Тут, к счастью для себя, аль-Рашид вспомнил про свой давешний трофей. Он подхватил с пола брюки и с торжествующим криком рванул из заднего кармана лазерный нож.

Едва завидев пылающий клинок, особь стремглав кинулась к дверям и в три прыжка выскочила в коридор.

Он бросился за ней следом. Но, выбежав из номера, остановился в недоумении: длинный гостиничный коридор был абсолютно пуст!

Лишь секунд через пять он догадался посмотреть наверх. И с изумлением увидел, как Юлияна, все в том же сложенном состоянии, шустро улепетывает от него прямо по потолку, подобно гигантской мухе или таракану.

Нет, прикинул Георгий, теперь уже не догнать. И потом, не бегать же по гостинице голышом! Витиевато выругавшись, он вернулся в номер и стал одеваться.

Перед выходом он тщательно осмотрел одежду и вещи Юлианы. Ничего особенного: платье, туфли, тонкое белье, обычный женский набор косметики. Сунул ее служебный пропуск себе в карман, а все остальное побросал на кровать.

Уже у дверей он остановился и, вернувшись назад, еще раз взял в руки черные кружевные трусики; задумчиво помял в пальцах. Так все же кто или что такое это было? Подобной особи при всей богатой практике аль-Рашиду встречать не доводилось. Может, она химера? Нет, не то! Георгий решительно тряхнул головой. Быть того не может! Ему ли этого не знать. Хотя… Хотя лошадка, похоже, одного завода.

Впрочем, главный вопрос состоял, конечно, не в этом. А в том, кем она была подослана. Кто заказчик? Репо? Возможно, возможно… Но слишком уж очевидно. Кто-то иной, пока ему, аль-Рашиду, неведомый? Тоже очень может быть… Только рассуждать на эту тему, пока у него нет подозреваемых, толку чуть… А может, особь действовала по собственной инициативе? Нет, ют это как раз маловероятно. Зачем бы ей это? Какие у нее могут быть мотивы? Гм, гм… Даже если предположить, что Юлияна — затаившаяся недобитая химера, все равно нападать на Георгия нет никакого смысла — этим она только выдала себя…

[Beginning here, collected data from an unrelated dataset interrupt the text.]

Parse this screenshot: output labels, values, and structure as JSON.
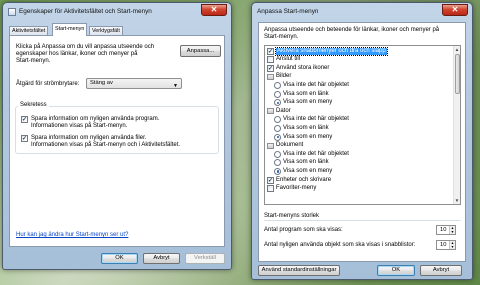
{
  "window1": {
    "title": "Egenskaper för Aktivitetsfältet och Start-menyn",
    "close_glyph": "✕",
    "tabs": [
      "Aktivitetsfältet",
      "Start-menyn",
      "Verktygsfält"
    ],
    "intro": [
      "Klicka på Anpassa om du vill anpassa utseende och",
      "egenskaper hos länkar, ikoner och menyer på",
      "Start-menyn."
    ],
    "customize_button": "Anpassa...",
    "power_label": "Åtgärd för strömbrytare:",
    "power_value": "Stäng av",
    "privacy_label": "Sekretess",
    "privacy_items": [
      {
        "lines": [
          "Spara information om nyligen använda program.",
          "Informationen visas på Start-menyn."
        ],
        "checked": true
      },
      {
        "lines": [
          "Spara information om nyligen använda filer.",
          "Informationen visas på Start-menyn och i Aktivitetsfältet."
        ],
        "checked": true
      }
    ],
    "help_link": "Hur kan jag ändra hur Start-menyn ser ut?",
    "buttons": {
      "ok": "OK",
      "cancel": "Avbryt",
      "apply": "Verkställ"
    }
  },
  "window2": {
    "title": "Anpassa Start-menyn",
    "close_glyph": "✕",
    "intro": [
      "Anpassa utseende och beteende för länkar, ikoner och menyer på",
      "Start-menyn."
    ],
    "list": [
      {
        "type": "check",
        "label": "Aktivera snabbmenyer och dra och släpp",
        "checked": true,
        "selected": true
      },
      {
        "type": "check",
        "label": "Anslut till",
        "checked": false
      },
      {
        "type": "check",
        "label": "Använd stora ikoner",
        "checked": true
      },
      {
        "type": "header",
        "label": "Bilder"
      },
      {
        "type": "radio",
        "label": "Visa inte det här objektet",
        "checked": false
      },
      {
        "type": "radio",
        "label": "Visa som en länk",
        "checked": false
      },
      {
        "type": "radio",
        "label": "Visa som en meny",
        "checked": true
      },
      {
        "type": "header",
        "label": "Dator"
      },
      {
        "type": "radio",
        "label": "Visa inte det här objektet",
        "checked": false
      },
      {
        "type": "radio",
        "label": "Visa som en länk",
        "checked": false
      },
      {
        "type": "radio",
        "label": "Visa som en meny",
        "checked": true
      },
      {
        "type": "header",
        "label": "Dokument"
      },
      {
        "type": "radio",
        "label": "Visa inte det här objektet",
        "checked": false
      },
      {
        "type": "radio",
        "label": "Visa som en länk",
        "checked": false
      },
      {
        "type": "radio",
        "label": "Visa som en meny",
        "checked": true
      },
      {
        "type": "check",
        "label": "Enheter och skrivare",
        "checked": true
      },
      {
        "type": "check",
        "label": "Favoriter-meny",
        "checked": false
      }
    ],
    "size_group_label": "Start-menyns storlek",
    "recent_programs_label": "Antal program som ska visas:",
    "recent_programs_value": "10",
    "recent_items_label": "Antal nyligen använda objekt som ska visas i snabblistor:",
    "recent_items_value": "10",
    "buttons": {
      "defaults": "Använd standardinställningar",
      "ok": "OK",
      "cancel": "Avbryt"
    }
  }
}
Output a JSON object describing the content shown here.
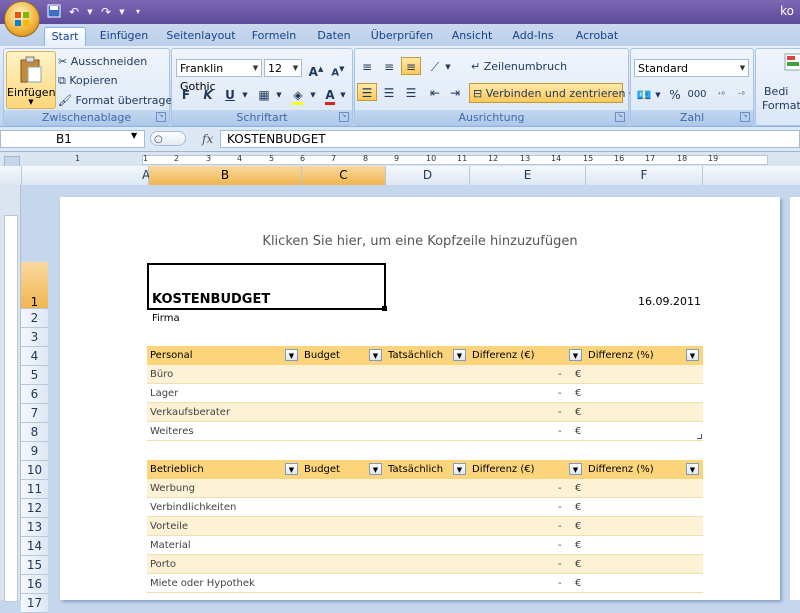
{
  "window": {
    "title": "ko"
  },
  "ribbon_tabs": [
    "Start",
    "Einfügen",
    "Seitenlayout",
    "Formeln",
    "Daten",
    "Überprüfen",
    "Ansicht",
    "Add-Ins",
    "Acrobat"
  ],
  "clipboard": {
    "paste": "Einfügen",
    "cut": "Ausschneiden",
    "copy": "Kopieren",
    "format_painter": "Format übertragen",
    "label": "Zwischenablage"
  },
  "font": {
    "name": "Franklin Gothic",
    "size": "12",
    "bold": "F",
    "italic": "K",
    "underline": "U",
    "label": "Schriftart"
  },
  "alignment": {
    "wrap": "Zeilenumbruch",
    "merge": "Verbinden und zentrieren",
    "label": "Ausrichtung"
  },
  "number": {
    "format": "Standard",
    "percent": "%",
    "thousands": "000",
    "label": "Zahl"
  },
  "styles": {
    "label": "Bedi",
    "label2": "Formatie"
  },
  "formula_bar": {
    "cell": "B1",
    "fx": "fx",
    "content": "KOSTENBUDGET"
  },
  "columns": [
    "A",
    "B",
    "C",
    "D",
    "E",
    "F"
  ],
  "rows": [
    "1",
    "2",
    "3",
    "4",
    "5",
    "6",
    "7",
    "8",
    "9",
    "10",
    "11",
    "12",
    "13",
    "14",
    "15",
    "16",
    "17"
  ],
  "ruler_numbers": [
    "1",
    "1",
    "2",
    "3",
    "4",
    "5",
    "6",
    "7",
    "8",
    "9",
    "10",
    "11",
    "12",
    "13",
    "14",
    "15",
    "16",
    "17",
    "18",
    "19"
  ],
  "page": {
    "header_hint": "Klicken Sie hier, um eine Kopfzeile hinzuzufügen",
    "title": "KOSTENBUDGET",
    "date": "16.09.2011",
    "company": "Firma"
  },
  "table_personal": {
    "headers": [
      "Personal",
      "Budget",
      "Tatsächlich",
      "Differenz (€)",
      "Differenz (%)"
    ],
    "rows": [
      "Büro",
      "Lager",
      "Verkaufsberater",
      "Weiteres"
    ]
  },
  "table_operating": {
    "headers": [
      "Betrieblich",
      "Budget",
      "Tatsächlich",
      "Differenz (€)",
      "Differenz (%)"
    ],
    "rows": [
      "Werbung",
      "Verbindlichkeiten",
      "Vorteile",
      "Material",
      "Porto",
      "Miete oder Hypothek"
    ]
  },
  "cell_dash": "-",
  "cell_currency": "€",
  "colors": {
    "table_header": "#fcd47c",
    "table_band": "#fdf1d6",
    "selection": "#f1b64e",
    "ribbon": "#c9dbf2"
  }
}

Неожиданно Георгий поймал себя на том, что снова приходит в возбуждение. Сатана! Чем опоила его эта стерва?! Каким-то сильнейшим афродизиаком, не иначе. Ведет себя точно безмозглый кобель! Со злостью отшвырнув кружевную тряпку, он опрометью вылетел вон из номера.

Когда он вышел из гостиничного холла, два хорошо одетых джентльмена со сжатыми губами и холодными внимательными глазами, до того терпеливо сидевшие в фойе, дружно встали и направились за ним следом.

Как только раздвижные двери сомкнулись за их спинами, от стены в темноте гардеробной отделилась завернутая в серый плащ фигура и тоже поспешила к выходу. Проходя мимо ресепшен, серый человек задержался на мгновение, чтобы плотнее запахнуть полы плаща, и ночной портье недоуменно тряхнул головой: ему почудилось, что лицо того непрестанно меняет свои очертания.

Проводив плащеносца растерянным взглядом, портье сплюнул, вздохнул и, вытащив из-за пазухи плоскую флягу, сделал изрядный глоток; утерев усы, он настороженно огляделся и быстро шепнул в свой нарком: «Сообщение для Озирхотепа. Внимание. Минуту назад Фобетор покинул здание. Кажется, за ним хвост… или два». Еще разок сплюнув, он пробормотал в густые усы что-то вроде: «Треклятая же работенка» — и снова надолго припал к фляге. А потому не видел, как сидящий под пальмовой сенью в самом дальнем углу холла сутулый человечек отложил газету и, нервно потирая ладони, также принялся нашептывать себе в запястье.